The Maneclangs appealed the decision to the IAC but the IAC affirmed the CFI’s decision, they manifested that for lack of
interest on the part of Maza (the awardee in the public bidding), the parties desire to amicably settle the case by submitting a
Compromise Agreement praying that judgment be rendered recognizing their ownership over the land and the body of water
found within their titled properties. Petitioners stated that there would be no benefit on their part, but to the advantage of the
municipality instead, since it is clear that after the National Irrigation Authority built the dike over the land, no water gets in
or out of the land.
The stipulations contained in the Compromise Agreement partake of the nature of an adjudication of ownership in favor of
petitioners of the fishpond in dispute, which, as clearly found by the lower and appellate courts, was originally a creek forming a
tributary of the Agno River.

ISSUE: W/N the stipulations in the Compromise Agreement adjudicating ownership over the questioned fishpond in favor of the
Maneclangs were valid.

RULING: NO. The stipulations in the Compromise Agreement were null and void and have no legal effect for being contrary to law
and public policy. The stipulations partake of the nature of an adjudication of ownership in favor of the Maneclangs of the questioned
fishpond that was clearly found to be originally a creek forming a tributary of the Agno River, which belongs to the public domain and
is thus not susceptible to private appropriation and acquisitive prescription.
A creek, defined as a recess or arm extending from a river and participating in the ebb and flow of the sea, is a property
belonging to the public domain which is not susceptible to private appropriation and acquisitive prescription, and as a public
water, it cannot be registered under the Torrens System in the name of any individual.

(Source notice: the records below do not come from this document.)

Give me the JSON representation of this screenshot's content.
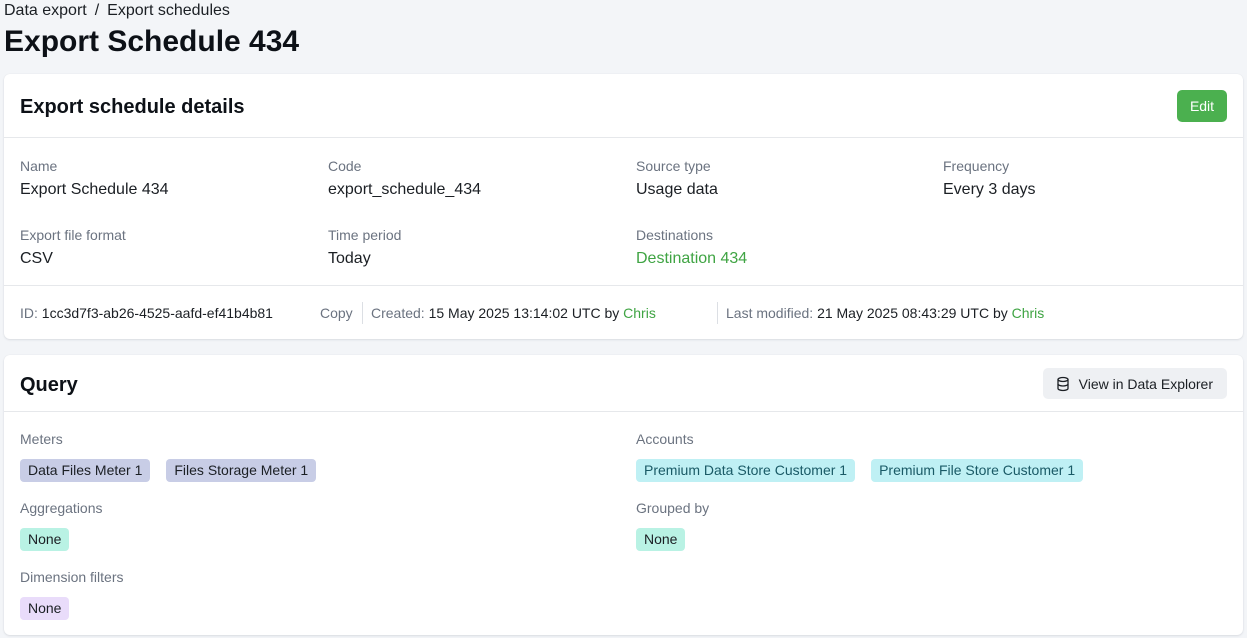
{
  "breadcrumb": {
    "items": [
      "Data export",
      "Export schedules"
    ],
    "separator": "/"
  },
  "page_title": "Export Schedule 434",
  "details": {
    "title": "Export schedule details",
    "edit_label": "Edit",
    "fields": {
      "name": {
        "label": "Name",
        "value": "Export Schedule 434"
      },
      "code": {
        "label": "Code",
        "value": "export_schedule_434"
      },
      "source_type": {
        "label": "Source type",
        "value": "Usage data"
      },
      "frequency": {
        "label": "Frequency",
        "value": "Every 3 days"
      },
      "file_format": {
        "label": "Export file format",
        "value": "CSV"
      },
      "time_period": {
        "label": "Time period",
        "value": "Today"
      },
      "destinations": {
        "label": "Destinations",
        "value": "Destination 434"
      }
    },
    "meta": {
      "id_label": "ID:",
      "id_value": "1cc3d7f3-ab26-4525-aafd-ef41b4b81",
      "copy_label": "Copy",
      "created_label": "Created:",
      "created_value": "15 May 2025 13:14:02 UTC by",
      "created_by": "Chris",
      "modified_label": "Last modified:",
      "modified_value": "21 May 2025 08:43:29 UTC by",
      "modified_by": "Chris"
    }
  },
  "query": {
    "title": "Query",
    "explorer_label": "View in Data Explorer",
    "explorer_icon": "database-icon",
    "meters": {
      "label": "Meters",
      "tags": [
        "Data Files Meter 1",
        "Files Storage Meter 1"
      ]
    },
    "accounts": {
      "label": "Accounts",
      "tags": [
        "Premium Data Store Customer 1",
        "Premium File Store Customer 1"
      ]
    },
    "aggregations": {
      "label": "Aggregations",
      "value": "None"
    },
    "grouped_by": {
      "label": "Grouped by",
      "value": "None"
    },
    "dimension_filters": {
      "label": "Dimension filters",
      "value": "None"
    }
  },
  "colors": {
    "accent_green": "#4bb04f",
    "link_green": "#3fa443",
    "meter_tag": "#c8cde6",
    "account_tag": "#bff0f4",
    "none_green_tag": "#b9f2e4",
    "none_purple_tag": "#e9dcfa"
  }
}
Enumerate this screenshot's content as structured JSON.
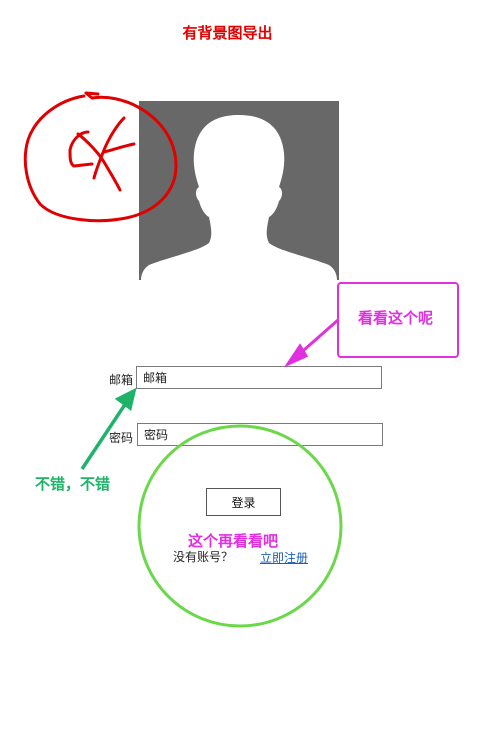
{
  "page": {
    "title": "有背景图导出"
  },
  "form": {
    "email_label": "邮箱",
    "email_value": "邮箱",
    "password_label": "密码",
    "password_value": "密码",
    "login_button": "登录",
    "no_account_text": "没有账号？",
    "register_link": "立即注册"
  },
  "annotations": {
    "callout_text": "看看这个呢",
    "green_note": "不错，不错",
    "circle_note": "这个再看看吧",
    "colors": {
      "red": "#e00000",
      "magenta": "#e030e0",
      "green_text": "#1fb36a",
      "green_circle": "#6ad84a"
    }
  },
  "icons": {
    "avatar": "person-silhouette-icon"
  }
}
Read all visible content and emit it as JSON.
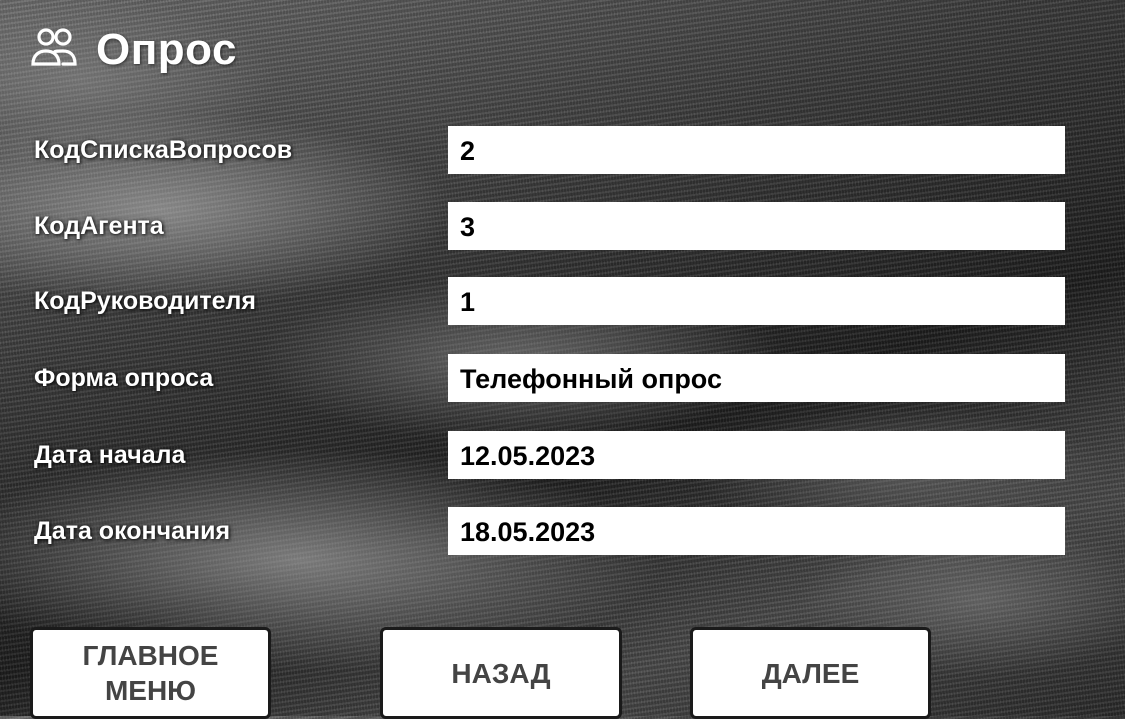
{
  "header": {
    "title": "Опрос",
    "icon": "users-icon"
  },
  "form": {
    "fields": [
      {
        "label": "КодСпискаВопросов",
        "value": "2"
      },
      {
        "label": "КодАгента",
        "value": "3"
      },
      {
        "label": "КодРуководителя",
        "value": "1"
      },
      {
        "label": "Форма опроса",
        "value": "Телефонный опрос"
      },
      {
        "label": "Дата начала",
        "value": "12.05.2023"
      },
      {
        "label": "Дата окончания",
        "value": "18.05.2023"
      }
    ]
  },
  "buttons": {
    "main_menu_line1": "ГЛАВНОЕ",
    "main_menu_line2": "МЕНЮ",
    "back": "НАЗАД",
    "next": "ДАЛЕЕ"
  }
}
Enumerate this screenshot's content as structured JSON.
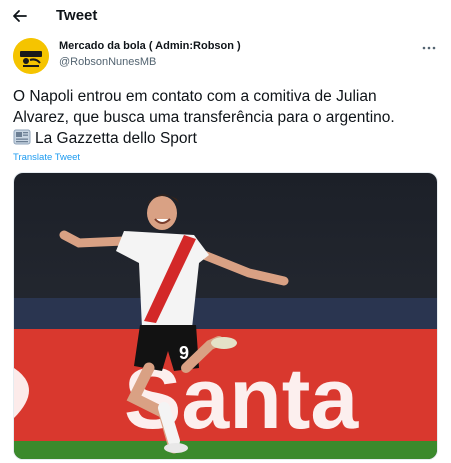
{
  "header": {
    "title": "Tweet",
    "back_icon": "arrow-left-icon"
  },
  "author": {
    "display_name": "Mercado da bola ( Admin:Robson )",
    "handle": "@RobsonNunesMB",
    "avatar_icon": "avatar-logo",
    "more_icon": "more-horizontal-icon"
  },
  "tweet": {
    "line1": "O Napoli entrou em contato com a comitiva de Julian",
    "line2": "Alvarez, que busca uma transferência para o argentino.",
    "line3": "La Gazzetta dello Sport",
    "newspaper_icon": "newspaper-emoji-icon",
    "translate_label": "Translate Tweet"
  },
  "media": {
    "jersey_number": "9",
    "background_brand": "Santa",
    "colors": {
      "stands": "#1a1d24",
      "banner": "#d9382e",
      "pitch": "#3b8a2c",
      "jersey": "#f4f4f4",
      "sash": "#d32828",
      "shorts": "#121212"
    }
  }
}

Considering further that neither the mere construction of irrigation dikes by the NIA which prevented the water from flowing in and
out of the subject fishpond, nor its conversion into a fishpond, alter or change the nature of the creek as a property of the public
domain. The finding that the subject body of water is a creek belonging to the public domain is a factual determination binding upon
the SC. The Municipality of Bugallon, acting thru its duly-constituted municipal council is clothed with authority to pass, as it did, the
two resolutions dealing with its municipal waters, and it cannot be said that petitioners were deprived of their right to due process as
mere publication of the notice of the public bidding suffices as a constructive notice to the whole world.